Glace au champignon ou à la patate douce, courge à la peau lactofermentée dans sa sauce au sésame… Les propositions sont audacieuses. Le restaurant dispose d’une «bibliothèque alimentaire» (des aliments mis sous verre dans des énormes bocaux) et le chef y développe des recettes originales dans un esprit de récupération et de zéro déchet, d’où l’intérêt de la fermentation qui permet d’allonger la durée de conservation des aliments tout en donnant naissance à de nouvelles saveurs. Une fois fermenté, l’orge a ainsi le goût du cacao, la patate douce un parfum de noisette. Les ingrédients, légumes, pain, céréales, sont en partie issus de la récupération des surplus alimentaires distribués par des organismes externes au restaurant, suivant un modèle d’économie circulaire.
Le droit à l’alimentation
Walter el Nagar a exercé partout dans le monde en tant que chef pour des restaurants de prestige, de Singapour à Dubaï, en passant par les Etats-Unis et Los Angeles, où il est resté sept ans. «En Californie, des ordonnances municipales interdisent de donner de la nourriture aux sans-abris. Je me suis dit alors qu’en tant que personne dont le métier était justement de nourrir les gens, je n’étais pas libre si je ne pouvais pas mettre à profit mon savoir de chef au bénéfice de tous».
Depuis, le droit à l’alimentation est au cœur de sa démarche et de celui de sa fondation, la Fondation Mater, qui gère le restaurant. Certains des membres de son comité, dont le membre du comité des Vert-e-s pour la ville de Genève Charles-Antoine Kuszli, milite activement pour que ce principe soit inscrit dans la constitution genevoise.
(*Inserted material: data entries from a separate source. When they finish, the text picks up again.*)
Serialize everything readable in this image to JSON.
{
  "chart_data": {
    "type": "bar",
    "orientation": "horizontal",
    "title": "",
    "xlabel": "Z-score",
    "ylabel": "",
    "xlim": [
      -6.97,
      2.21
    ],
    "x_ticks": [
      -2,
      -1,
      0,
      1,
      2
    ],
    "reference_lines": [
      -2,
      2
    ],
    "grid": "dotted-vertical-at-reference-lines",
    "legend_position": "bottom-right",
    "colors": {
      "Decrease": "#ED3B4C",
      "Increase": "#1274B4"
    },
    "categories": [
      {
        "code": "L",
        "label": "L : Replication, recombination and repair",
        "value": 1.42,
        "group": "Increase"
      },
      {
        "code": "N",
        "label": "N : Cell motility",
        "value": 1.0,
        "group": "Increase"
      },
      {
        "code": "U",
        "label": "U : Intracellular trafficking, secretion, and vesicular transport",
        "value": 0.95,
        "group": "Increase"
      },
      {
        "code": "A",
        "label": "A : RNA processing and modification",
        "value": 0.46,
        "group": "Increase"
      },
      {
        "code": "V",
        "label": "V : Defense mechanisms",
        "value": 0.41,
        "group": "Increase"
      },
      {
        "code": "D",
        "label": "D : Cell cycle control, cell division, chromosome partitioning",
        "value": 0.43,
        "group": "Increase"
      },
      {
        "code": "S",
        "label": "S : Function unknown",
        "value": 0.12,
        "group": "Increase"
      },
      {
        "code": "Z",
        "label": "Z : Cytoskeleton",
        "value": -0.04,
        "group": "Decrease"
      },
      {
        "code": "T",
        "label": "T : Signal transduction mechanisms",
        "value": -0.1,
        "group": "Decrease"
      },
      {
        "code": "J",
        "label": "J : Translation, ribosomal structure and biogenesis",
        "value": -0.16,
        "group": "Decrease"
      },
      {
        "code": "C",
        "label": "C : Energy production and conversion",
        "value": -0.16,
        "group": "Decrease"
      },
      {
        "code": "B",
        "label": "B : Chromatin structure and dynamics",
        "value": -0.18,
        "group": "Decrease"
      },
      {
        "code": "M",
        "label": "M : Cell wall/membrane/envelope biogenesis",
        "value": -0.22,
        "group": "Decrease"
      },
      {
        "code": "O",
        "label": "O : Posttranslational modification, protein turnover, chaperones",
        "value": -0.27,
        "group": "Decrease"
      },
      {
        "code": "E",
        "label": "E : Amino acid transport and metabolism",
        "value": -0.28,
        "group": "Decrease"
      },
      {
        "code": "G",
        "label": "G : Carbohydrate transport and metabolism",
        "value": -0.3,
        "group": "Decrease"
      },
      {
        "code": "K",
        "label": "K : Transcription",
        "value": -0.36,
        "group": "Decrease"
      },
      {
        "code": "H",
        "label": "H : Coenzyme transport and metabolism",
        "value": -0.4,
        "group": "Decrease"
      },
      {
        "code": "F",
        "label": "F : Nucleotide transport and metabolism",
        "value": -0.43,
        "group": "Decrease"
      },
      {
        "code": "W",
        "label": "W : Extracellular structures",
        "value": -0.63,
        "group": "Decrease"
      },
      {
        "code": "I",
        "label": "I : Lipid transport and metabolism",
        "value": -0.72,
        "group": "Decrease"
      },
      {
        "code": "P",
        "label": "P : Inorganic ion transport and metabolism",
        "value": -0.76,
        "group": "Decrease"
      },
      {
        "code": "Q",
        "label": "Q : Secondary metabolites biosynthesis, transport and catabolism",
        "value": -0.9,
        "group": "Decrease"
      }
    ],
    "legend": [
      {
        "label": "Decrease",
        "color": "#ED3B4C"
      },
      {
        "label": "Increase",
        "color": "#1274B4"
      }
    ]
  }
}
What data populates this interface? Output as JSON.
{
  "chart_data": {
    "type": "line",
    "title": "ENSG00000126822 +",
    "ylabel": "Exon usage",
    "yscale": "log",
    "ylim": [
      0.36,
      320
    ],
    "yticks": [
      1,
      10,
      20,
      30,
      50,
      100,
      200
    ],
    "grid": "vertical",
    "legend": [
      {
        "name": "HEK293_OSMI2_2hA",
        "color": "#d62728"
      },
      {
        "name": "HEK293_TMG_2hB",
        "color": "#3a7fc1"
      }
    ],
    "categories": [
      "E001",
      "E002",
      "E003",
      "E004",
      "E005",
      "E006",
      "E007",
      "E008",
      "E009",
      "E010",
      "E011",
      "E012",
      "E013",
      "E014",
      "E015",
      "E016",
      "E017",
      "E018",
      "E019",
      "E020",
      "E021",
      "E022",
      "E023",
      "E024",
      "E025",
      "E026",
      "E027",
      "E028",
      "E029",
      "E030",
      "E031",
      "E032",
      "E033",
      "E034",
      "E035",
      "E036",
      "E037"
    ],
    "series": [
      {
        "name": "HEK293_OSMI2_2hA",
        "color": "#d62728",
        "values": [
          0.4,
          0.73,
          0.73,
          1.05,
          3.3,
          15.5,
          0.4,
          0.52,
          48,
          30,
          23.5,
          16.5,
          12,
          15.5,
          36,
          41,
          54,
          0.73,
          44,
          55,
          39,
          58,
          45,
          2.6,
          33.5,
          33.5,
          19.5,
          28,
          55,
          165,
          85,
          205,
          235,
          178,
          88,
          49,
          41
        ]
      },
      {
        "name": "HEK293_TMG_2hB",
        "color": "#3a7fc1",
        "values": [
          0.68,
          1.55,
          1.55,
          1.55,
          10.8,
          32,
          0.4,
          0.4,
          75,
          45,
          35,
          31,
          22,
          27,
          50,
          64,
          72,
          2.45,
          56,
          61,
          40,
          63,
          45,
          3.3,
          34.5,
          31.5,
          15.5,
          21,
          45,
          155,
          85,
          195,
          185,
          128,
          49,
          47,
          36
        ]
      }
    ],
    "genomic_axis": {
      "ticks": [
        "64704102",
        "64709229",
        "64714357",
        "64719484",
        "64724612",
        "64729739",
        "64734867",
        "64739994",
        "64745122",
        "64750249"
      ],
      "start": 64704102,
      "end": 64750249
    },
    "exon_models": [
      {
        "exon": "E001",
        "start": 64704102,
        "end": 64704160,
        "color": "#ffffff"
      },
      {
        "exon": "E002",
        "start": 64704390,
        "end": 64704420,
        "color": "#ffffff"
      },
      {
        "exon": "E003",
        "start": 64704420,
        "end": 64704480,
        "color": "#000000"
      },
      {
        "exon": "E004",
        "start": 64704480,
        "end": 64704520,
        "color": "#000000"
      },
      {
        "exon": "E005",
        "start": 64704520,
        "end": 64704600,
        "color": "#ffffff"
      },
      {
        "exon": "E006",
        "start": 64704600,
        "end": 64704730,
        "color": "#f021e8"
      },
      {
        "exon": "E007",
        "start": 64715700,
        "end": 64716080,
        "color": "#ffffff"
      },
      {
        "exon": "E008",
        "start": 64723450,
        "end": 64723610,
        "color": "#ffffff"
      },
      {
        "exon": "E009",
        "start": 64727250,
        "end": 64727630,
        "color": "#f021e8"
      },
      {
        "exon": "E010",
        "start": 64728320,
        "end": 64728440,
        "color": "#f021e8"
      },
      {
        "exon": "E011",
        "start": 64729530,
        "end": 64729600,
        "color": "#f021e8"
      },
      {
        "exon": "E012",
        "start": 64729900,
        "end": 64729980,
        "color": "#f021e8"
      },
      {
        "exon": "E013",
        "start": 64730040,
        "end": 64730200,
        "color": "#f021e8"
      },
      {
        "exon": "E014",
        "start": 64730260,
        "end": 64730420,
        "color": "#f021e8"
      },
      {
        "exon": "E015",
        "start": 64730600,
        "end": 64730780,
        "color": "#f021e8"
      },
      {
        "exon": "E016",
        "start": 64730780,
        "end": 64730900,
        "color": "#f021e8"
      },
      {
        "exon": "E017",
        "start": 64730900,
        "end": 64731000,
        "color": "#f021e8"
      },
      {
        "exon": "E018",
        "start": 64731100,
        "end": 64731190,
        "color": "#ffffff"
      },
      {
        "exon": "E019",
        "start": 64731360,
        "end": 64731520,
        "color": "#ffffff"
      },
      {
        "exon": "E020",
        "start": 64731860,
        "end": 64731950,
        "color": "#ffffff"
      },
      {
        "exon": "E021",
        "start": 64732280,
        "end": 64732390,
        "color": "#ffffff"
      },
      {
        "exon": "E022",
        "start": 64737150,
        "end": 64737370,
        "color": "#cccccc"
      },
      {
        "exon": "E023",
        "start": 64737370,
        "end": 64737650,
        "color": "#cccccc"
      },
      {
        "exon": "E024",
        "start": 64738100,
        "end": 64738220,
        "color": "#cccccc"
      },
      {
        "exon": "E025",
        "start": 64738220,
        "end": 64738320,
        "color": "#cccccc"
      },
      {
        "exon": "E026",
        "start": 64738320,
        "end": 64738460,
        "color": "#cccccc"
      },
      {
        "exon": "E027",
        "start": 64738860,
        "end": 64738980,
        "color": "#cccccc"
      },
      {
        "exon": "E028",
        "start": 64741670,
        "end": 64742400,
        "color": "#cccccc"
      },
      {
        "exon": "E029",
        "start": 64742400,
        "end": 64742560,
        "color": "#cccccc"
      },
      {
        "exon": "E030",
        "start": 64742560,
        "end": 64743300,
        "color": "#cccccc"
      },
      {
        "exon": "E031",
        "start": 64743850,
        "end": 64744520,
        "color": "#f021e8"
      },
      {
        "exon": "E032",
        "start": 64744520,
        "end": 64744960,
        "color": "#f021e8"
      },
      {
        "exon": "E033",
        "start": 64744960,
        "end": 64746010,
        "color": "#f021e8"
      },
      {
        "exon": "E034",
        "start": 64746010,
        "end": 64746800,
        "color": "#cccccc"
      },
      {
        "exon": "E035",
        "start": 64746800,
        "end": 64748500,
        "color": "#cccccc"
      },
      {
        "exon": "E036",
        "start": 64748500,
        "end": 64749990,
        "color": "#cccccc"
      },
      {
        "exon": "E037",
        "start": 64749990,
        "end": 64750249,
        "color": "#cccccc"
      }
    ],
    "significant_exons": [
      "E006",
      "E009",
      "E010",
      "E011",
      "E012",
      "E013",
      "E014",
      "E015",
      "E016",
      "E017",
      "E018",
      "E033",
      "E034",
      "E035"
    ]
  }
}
Le mouvement «Food for Soul»
En creusant encore un peu plus sur le droit à l’alimentation, on ne découvre non pas un seul Refettorio isolé, mais un véritable mouvement international de restaurants initié par le projet culturel «Food for Soul», fondé par le chef italien triplement étoilé Massimo Bottura. De Milan à Londres, en passant par Sydney ou Lima, ce sont 11 Refettorios qui existent à travers le monde, chacun porté de manière indépendante par des chefs et cheffes engagées dans un esprit non pas philanthropique, mais avant tout culturel. Le Refettorio Genève se définit comme étant guidé par ses principes fondateurs que sont la «valeur de l’hospitalité», la «force de la beauté» et la «qualité des idées». En cette période de Noël, voilà un restaurant qui réchauffe le cœur.